Before I had a baby I used to go to my favorite, nice, quality Mexican restaurant at least once a week at whatever time I wanted. Usually we would sit at the bar, sometimes we would talk to each other, but mostly Grant and I would just enjoy our beers and fajitas and watch everyone around us. It was so relaxing.
Nowadays, like today, I have to bribe my husband to get home before 6PM by promising we can eat Mexican food at the mall instead of something healthy at home. Real fancy like. Then we rush to get there by 5:30 so Jack can eat on time, spend my entire dinner feeding him instead of myself, then apologizing to the waitress for the cornucopia of shit on the floor by his high chair.
The only people watching I do these days is to look around and make sure no one is judging me for feeding Jack directly off of what I only assume is a clean table.
But you know what, as long as I can still have Mexican food on a school night, the world is all right and my pants are too tight.
It's also funny how ballsy I am now about going out to dinner with Jack due mostly to my desperate need to get the hell out of the house.
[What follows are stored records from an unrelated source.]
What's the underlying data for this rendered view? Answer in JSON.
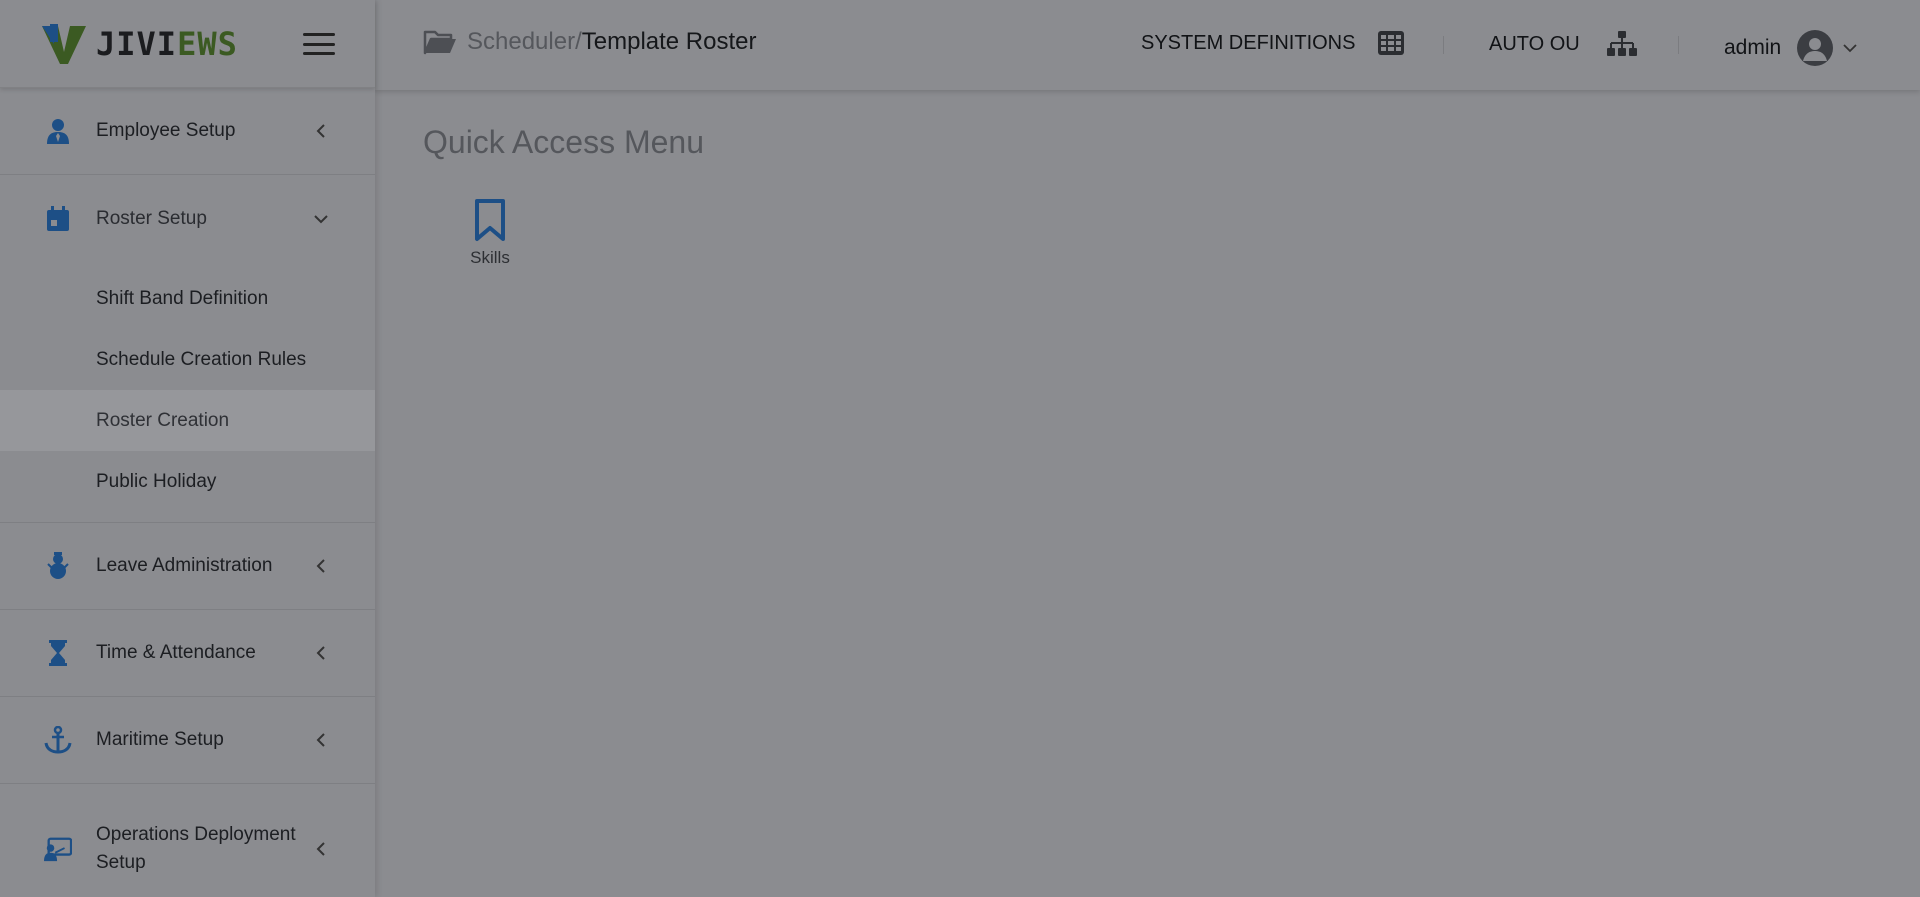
{
  "brand": {
    "logo_prefix": "JIVI",
    "logo_suffix": "EWS",
    "accent_color": "#1d4f86",
    "logo_green": "#3b5a22"
  },
  "header": {
    "breadcrumb_parent": "Scheduler/",
    "breadcrumb_current": "Template Roster",
    "system_definitions_label": "SYSTEM DEFINITIONS",
    "auto_ou_label": "AUTO OU",
    "user_name": "admin"
  },
  "sidebar": {
    "items": [
      {
        "label": "Employee Setup",
        "icon": "user-tie-icon",
        "state": "collapsed"
      },
      {
        "label": "Roster Setup",
        "icon": "calendar-icon",
        "state": "expanded",
        "children": [
          {
            "label": "Shift Band Definition"
          },
          {
            "label": "Schedule Creation Rules"
          },
          {
            "label": "Roster Creation",
            "active": true
          },
          {
            "label": "Public Holiday"
          }
        ]
      },
      {
        "label": "Leave Administration",
        "icon": "snowman-icon",
        "state": "collapsed"
      },
      {
        "label": "Time & Attendance",
        "icon": "hourglass-icon",
        "state": "collapsed"
      },
      {
        "label": "Maritime Setup",
        "icon": "anchor-icon",
        "state": "collapsed"
      },
      {
        "label": "Operations Deployment Setup",
        "icon": "presentation-icon",
        "state": "collapsed"
      }
    ]
  },
  "main": {
    "quick_access_title": "Quick Access Menu",
    "tiles": [
      {
        "label": "Skills",
        "icon": "bookmark-icon"
      }
    ]
  }
}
Back when he was a baby we never went out.
In fact, the first time we tried, we ordered an appetizer and things were going pretty well. So we got all cocky and decided to spring for entrees. Well, Jack must have thought that was hilarious because right as the waitress walked away he started screaming crying.
Grant took him, not to the bathroom to change his diaper, but to the parking garage where our car was. I thought this was unconventional and was going to tell him when he returned. But he never did.
After spending about 15 minutes looking like a sad over eater with a plate of nachos and two entrees by myself, I got the food to go and went looking for my boys. I found them pacing around the parking garage, Jack still crying, Grant on the verge.
We didn't dine out for a real hot minute after that.